ProviderStatus fields¶

Field	Type	Description
`sourceScan`	`ProviderSourceScan`	Most recent source vulnerability scan result. Populated by the Version controller after scanning the provider's `go.mod`. Deduplicated across all OS/architecture `Version` resources for the same provider version.

ModuleSourceScan¶

Holds Trivy IaC scan (trivy fs) results for a module archive. Stored in Version.status.sourceScan. Findings represent HCL misconfigurations detected by Trivy's config-class rules.

Field	Type	Description
`scannedAt`	`string`	RFC3339 timestamp at which the IaC scan completed
`findings`	`[]SecurityFinding`	Misconfigurations found in the module's HCL source. `vulnerabilityID` contains a Trivy rule ID (e.g. `AVD-AWS-0057`) rather than a CVE.

PresignConfig fields¶

Controls pre-signed URL generation for provider downloads.

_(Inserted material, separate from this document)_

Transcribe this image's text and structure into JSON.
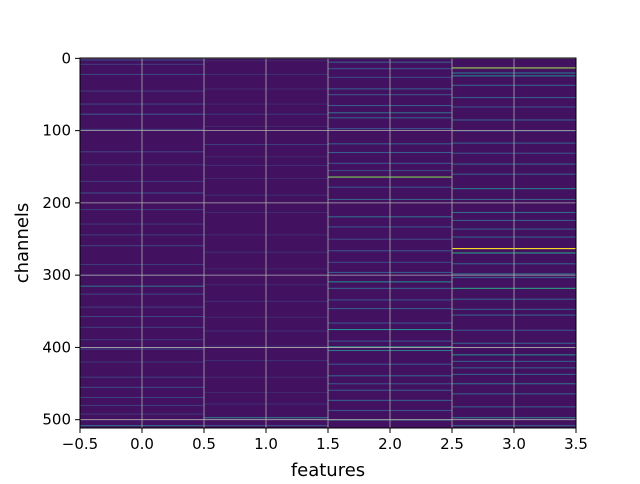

Set on StorageConfig.presign.

Field	Type	Default	Description
`enabled`	`bool`	`false`	When `true`, download requests are redirected to the storage backend via a pre-signed URL instead of proxied through the server.
`ttl`	`duration`	`15m`	How long the pre-signed URL remains valid (e.g. `"15m"`, `"1h"`).
`fallbackToProxy`	`bool`	`true`	When `true`, if pre-sign generation fails the server falls back to proxying the download. Set to `false` to make pre-signing strictly required.